Она покачала головой:
– Все устроено иначе. Мы не знаем будущего, мы просто работаем. Но с тобой я совершила ошибку. Я заглянула тебе в глаза и почувствовала… боль. Чувствовать боль нам не полагается.
– Это я убил брата? – всхлипнул я.
– Нет, – сказала она.
Я рыдал:
– Почему ты тогда его забрала? Почему ты забираешь всех, кого я люблю?
Она осторожно коснулась моих волос. Прошептала:
– Это не мы решаем, кому уходить, а кому оставаться. Потому нам и не положено чувствовать боль.

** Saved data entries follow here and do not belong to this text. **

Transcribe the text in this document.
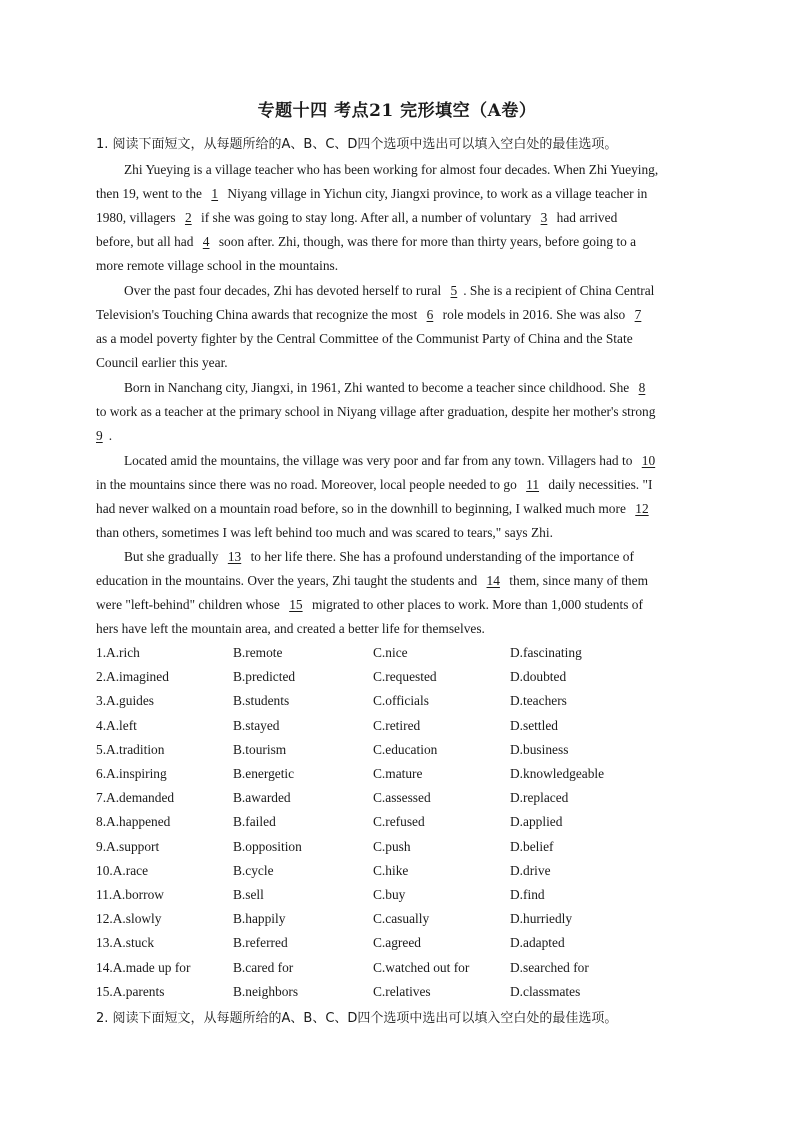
专题十四 考点21 完形填空（A卷）
1. 阅读下面短文，从每题所给的A、B、C、D四个选项中选出可以填入空白处的最佳选项。
Zhi Yueying is a village teacher who has been working for almost four decades. When Zhi Yueying,
then 19, went to the 1 Niyang village in Yichun city, Jiangxi province, to work as a village teacher in
1980, villagers 2 if she was going to stay long. After all, a number of voluntary 3 had arrived
before, but all had 4 soon after. Zhi, though, was there for more than thirty years, before going to a
more remote village school in the mountains.
Over the past four decades, Zhi has devoted herself to rural 5 . She is a recipient of China Central
Television's Touching China awards that recognize the most 6 role models in 2016. She was also 7
as a model poverty fighter by the Central Committee of the Communist Party of China and the State
Council earlier this year.
Born in Nanchang city, Jiangxi, in 1961, Zhi wanted to become a teacher since childhood. She 8
to work as a teacher at the primary school in Niyang village after graduation, despite her mother's strong
9 .
Located amid the mountains, the village was very poor and far from any town. Villagers had to 10
in the mountains since there was no road. Moreover, local people needed to go 11 daily necessities. "I
had never walked on a mountain road before, so in the downhill to beginning, I walked much more 12
than others, sometimes I was left behind too much and was scared to tears," says Zhi.
But she gradually 13 to her life there. She has a profound understanding of the importance of
education in the mountains. Over the years, Zhi taught the students and 14 them, since many of them
were "left-behind" children whose 15 migrated to other places to work. More than 1,000 students of
hers have left the mountain area, and created a better life for themselves.
1.A.rich	B.remote	C.nice	D.fascinating
2.A.imagined	B.predicted	C.requested	D.doubted
3.A.guides	B.students	C.officials	D.teachers
4.A.left	B.stayed	C.retired	D.settled
5.A.tradition	B.tourism	C.education	D.business
6.A.inspiring	B.energetic	C.mature	D.knowledgeable
7.A.demanded	B.awarded	C.assessed	D.replaced
8.A.happened	B.failed	C.refused	D.applied
9.A.support	B.opposition	C.push	D.belief
10.A.race	B.cycle	C.hike	D.drive
11.A.borrow	B.sell	C.buy	D.find
12.A.slowly	B.happily	C.casually	D.hurriedly
13.A.stuck	B.referred	C.agreed	D.adapted
14.A.made up for	B.cared for	C.watched out for	D.searched for
15.A.parents	B.neighbors	C.relatives	D.classmates
2. 阅读下面短文，从每题所给的A、B、C、D四个选项中选出可以填入空白处的最佳选项。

Когда врач сообщил мне диагноз, я не испытал потрясения, а просто подвел баланс. Всего, что я построил, всех следов, какие по себе оставил. Слабые люди говорят про таких, как я: «Он богат, но СЧАСТЛИВ ли?» Словно для этого есть надежное мерило. Счастье – это чувство, присущее детям и животным, оно лишено биологического смысла. Счастливые люди ничего не создают, в их мире нет ни живописи, ни музыки, ни небоскребов, ни открытий, ни инноваций. Все вожди, все ваши герои – они все одержимые. А счастливые одержимыми не бывают, они не кладут жизнь на борьбу с болезнями или на то, чтобы поднять в воздух самолет. Счастливцы не оставляют следов. Они живут, чтобы жить, они на земле не более чем потребители. Не то что я.
Но что-то произошло. Я шел по берегу Роо наутро после диагноза и увидел двух собак – они забежали в море и играли с волнами. И я подумал: «Вот ты бывал таким счастливым, как они, – хотя бы раз? Ты вообще на это способен? Ну и зачем тогда всё?»